Film: Manmadhudu 2 (Telugu)
Cast: Nagarjuna, Rakul Preet Singh, Lakshmi
Director: Rahul Ravindran
At 60, Nagarjuna preserves a boyish charm that renders itself with great effectiveness in this winsome, fluffy, bouncy, bubbly and bright rom-com.
Adapted from a 2006 French film, Prete-moi Ta Main (which means 'Rent A Wife'), the Telugu adaptation ferrets out the meaty, mirthful, relevant portions from the original and adds bits of its own, which don't always work.
What works is the undeniable chemistry between Nag and his very pretty and confident co-star.
Rakul Preet Singh encores (excuse the French, but that's the flavour) her role from her recent Hindi hit De De Pyar De. She is the 20-something feisty, fearless, flirtatious femme fatale whom the 40-something virgin Nag (the joke is, he hits on everything in skirts but his family is oblivious) hires to appease his bahu-fixated mother (the lovely Lakshmi; no longer 'Joyous Julie' but still a joy to behold) and his 3 sisters(there were 4 sisters in the original FrenchA film).
The entire brood of Telugu-speaking bride-seekers lives in a scenic Portuguese town called Cassandra. The film looks and feels organically beautiful. We even get a brief animation history of the Indian to connect with the exotic location. All this, plus some tediously unfunny 'comic' scenes that come later, could have been avoided.

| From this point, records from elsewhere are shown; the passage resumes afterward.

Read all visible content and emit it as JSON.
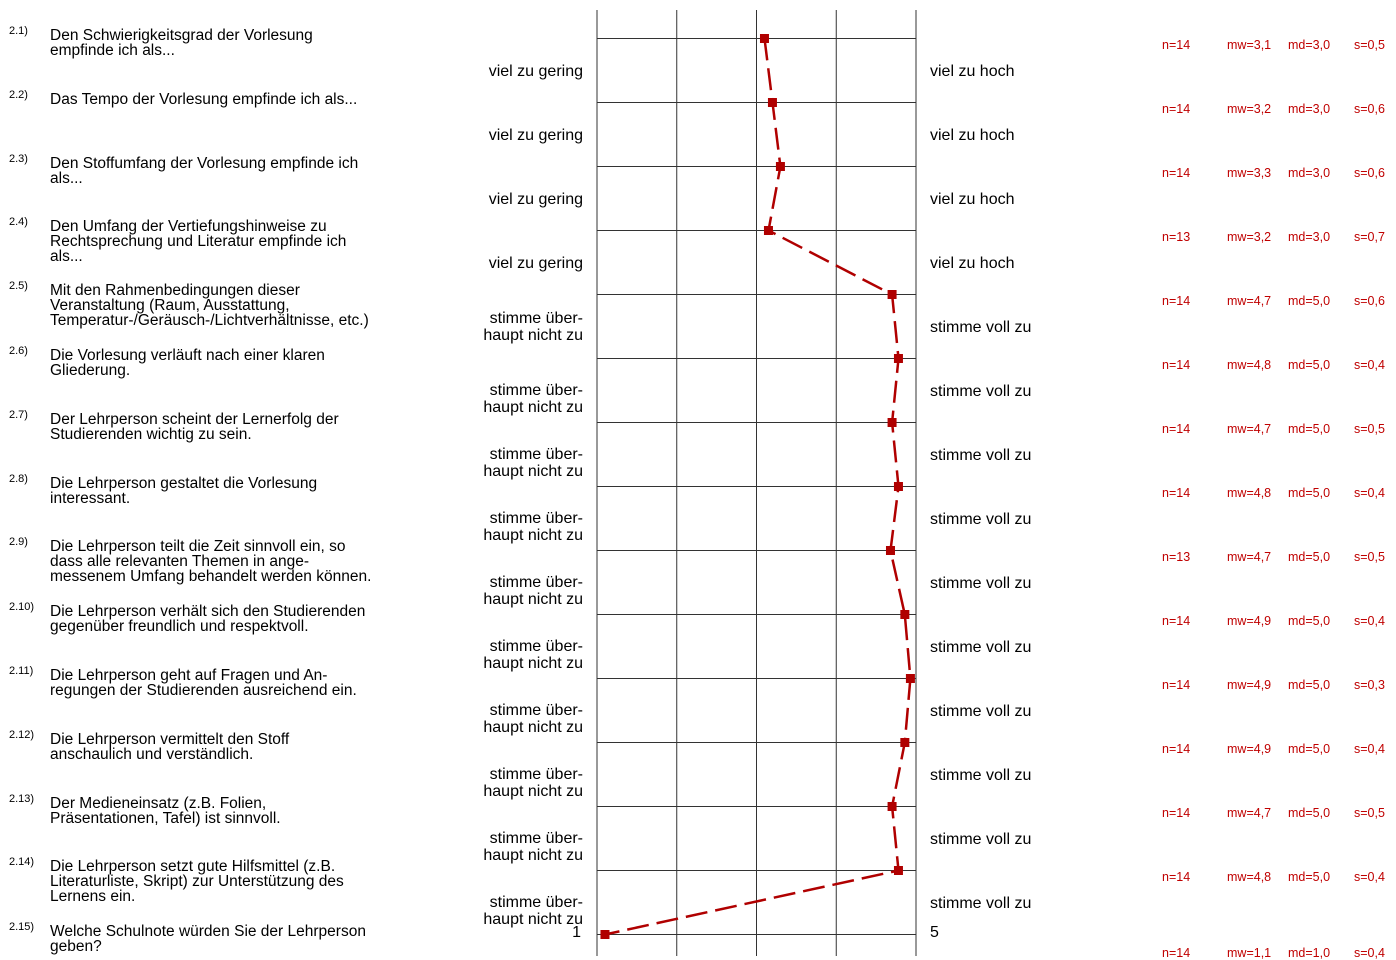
{
  "chart_data": {
    "type": "line",
    "scale_min": 1,
    "scale_max": 5,
    "line_color": "#b00000",
    "items": [
      {
        "num": "2.1)",
        "question": "Den Schwierigkeitsgrad der Vorlesung\nempfinde ich als...",
        "left_label": "viel zu gering",
        "right_label": "viel zu hoch",
        "n": "n=14",
        "mw": "mw=3,1",
        "md": "md=3,0",
        "s": "s=0,5",
        "value": 3.1
      },
      {
        "num": "2.2)",
        "question": "Das Tempo der Vorlesung empfinde ich als...",
        "left_label": "viel zu gering",
        "right_label": "viel zu hoch",
        "n": "n=14",
        "mw": "mw=3,2",
        "md": "md=3,0",
        "s": "s=0,6",
        "value": 3.2
      },
      {
        "num": "2.3)",
        "question": "Den Stoffumfang der Vorlesung empfinde ich\nals...",
        "left_label": "viel zu gering",
        "right_label": "viel zu hoch",
        "n": "n=14",
        "mw": "mw=3,3",
        "md": "md=3,0",
        "s": "s=0,6",
        "value": 3.3
      },
      {
        "num": "2.4)",
        "question": "Den Umfang der Vertiefungshinweise zu\nRechtsprechung und Literatur empfinde ich\nals...",
        "left_label": "viel zu gering",
        "right_label": "viel zu hoch",
        "n": "n=13",
        "mw": "mw=3,2",
        "md": "md=3,0",
        "s": "s=0,7",
        "value": 3.15
      },
      {
        "num": "2.5)",
        "question": "Mit den Rahmenbedingungen dieser\nVeranstaltung (Raum, Ausstattung,\nTemperatur-/Geräusch-/Lichtverhältnisse, etc.)",
        "left_label": "stimme über-\nhaupt nicht zu",
        "right_label": "stimme voll zu",
        "n": "n=14",
        "mw": "mw=4,7",
        "md": "md=5,0",
        "s": "s=0,6",
        "value": 4.7
      },
      {
        "num": "2.6)",
        "question": "Die Vorlesung verläuft nach einer klaren\nGliederung.",
        "left_label": "stimme über-\nhaupt nicht zu",
        "right_label": "stimme voll zu",
        "n": "n=14",
        "mw": "mw=4,8",
        "md": "md=5,0",
        "s": "s=0,4",
        "value": 4.78
      },
      {
        "num": "2.7)",
        "question": "Der Lehrperson scheint der Lernerfolg der\nStudierenden wichtig zu sein.",
        "left_label": "stimme über-\nhaupt nicht zu",
        "right_label": "stimme voll zu",
        "n": "n=14",
        "mw": "mw=4,7",
        "md": "md=5,0",
        "s": "s=0,5",
        "value": 4.7
      },
      {
        "num": "2.8)",
        "question": "Die Lehrperson gestaltet die Vorlesung\ninteressant.",
        "left_label": "stimme über-\nhaupt nicht zu",
        "right_label": "stimme voll zu",
        "n": "n=14",
        "mw": "mw=4,8",
        "md": "md=5,0",
        "s": "s=0,4",
        "value": 4.78
      },
      {
        "num": "2.9)",
        "question": "Die Lehrperson teilt die Zeit sinnvoll ein, so\ndass alle relevanten Themen in ange-\nmessenem Umfang behandelt werden können.",
        "left_label": "stimme über-\nhaupt nicht zu",
        "right_label": "stimme voll zu",
        "n": "n=13",
        "mw": "mw=4,7",
        "md": "md=5,0",
        "s": "s=0,5",
        "value": 4.68
      },
      {
        "num": "2.10)",
        "question": "Die Lehrperson verhält sich den Studierenden\ngegenüber freundlich und respektvoll.",
        "left_label": "stimme über-\nhaupt nicht zu",
        "right_label": "stimme voll zu",
        "n": "n=14",
        "mw": "mw=4,9",
        "md": "md=5,0",
        "s": "s=0,4",
        "value": 4.86
      },
      {
        "num": "2.11)",
        "question": "Die Lehrperson geht auf Fragen und An-\nregungen der Studierenden ausreichend ein.",
        "left_label": "stimme über-\nhaupt nicht zu",
        "right_label": "stimme voll zu",
        "n": "n=14",
        "mw": "mw=4,9",
        "md": "md=5,0",
        "s": "s=0,3",
        "value": 4.93
      },
      {
        "num": "2.12)",
        "question": "Die Lehrperson vermittelt den Stoff\nanschaulich und verständlich.",
        "left_label": "stimme über-\nhaupt nicht zu",
        "right_label": "stimme voll zu",
        "n": "n=14",
        "mw": "mw=4,9",
        "md": "md=5,0",
        "s": "s=0,4",
        "value": 4.86
      },
      {
        "num": "2.13)",
        "question": "Der Medieneinsatz (z.B. Folien,\nPräsentationen, Tafel) ist sinnvoll.",
        "left_label": "stimme über-\nhaupt nicht zu",
        "right_label": "stimme voll zu",
        "n": "n=14",
        "mw": "mw=4,7",
        "md": "md=5,0",
        "s": "s=0,5",
        "value": 4.7
      },
      {
        "num": "2.14)",
        "question": "Die Lehrperson setzt gute Hilfsmittel (z.B.\nLiteraturliste, Skript) zur Unterstützung des\nLernens ein.",
        "left_label": "stimme über-\nhaupt nicht zu",
        "right_label": "stimme voll zu",
        "n": "n=14",
        "mw": "mw=4,8",
        "md": "md=5,0",
        "s": "s=0,4",
        "value": 4.78
      },
      {
        "num": "2.15)",
        "question": "Welche Schulnote würden Sie der Lehrperson\ngeben?",
        "left_label": "1",
        "right_label": "5",
        "n": "n=14",
        "mw": "mw=1,1",
        "md": "md=1,0",
        "s": "s=0,4",
        "value": 1.1
      }
    ]
  }
}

Providentially these superfluous elements in the script do not take away from the heart of the plot , which subsumes Sam (nickname for Sammba)'s childlike devotion to his mom and sisters as opposed to his secret lust life, which only his best friend and PA Kishore(played by Vannela Kishore, the eternal best friend of Telugu cinema) is aware of.
Nagarjuna pulls off the child-man act with remarkable restraint. He is the mollycoddled mama's boy around his mother and sister and the lustful Lothario in a series of encounters with sexy women. In fact, this is the sexiest film of Nag's career. The libidinous encounters include a hilarious sequence where Nag's best friend runs to a drugstore for condoms when his master is in the mood with a one-night stand. Nag pulls off the sexy-at-60 stint with aplomb.
Oh, I forgot. This guy also suffers from OCD, and there is a brilliant encounter with Rakul where she spills spaghetti on the cushion.
What doesn't work are the loud attempts at broad satire, like the pre-planned non-happening wedding where Nag acts like a jilted groom so loudly that anyone can see he is faking it. Or that really stupid sequence where the entire family inhales weed. And the less said about Rakul's fake lesbian encounter with one of Nag's screen sisters, the better.
All the slurs in the screenplay are swept aside once Nag and Rakul get on the screen to romance to Chetan Bhardwaj's lovely songs. The twosome's toothsome togetherness grows with compelling cuteness. The relationship is fuelled and nurtured by a deep understanding of what makes two seemingly incompatible people care for each other in spite of all odds.
Decades ago, the great BR Chopra's Sadhana had Sunil Dutt bring home the prostitute played by Vyjanthimala as his mother's dying wish, to pose as his wife. In Manmadhudu 2 I saw glimmers of the same charm as Sadhana.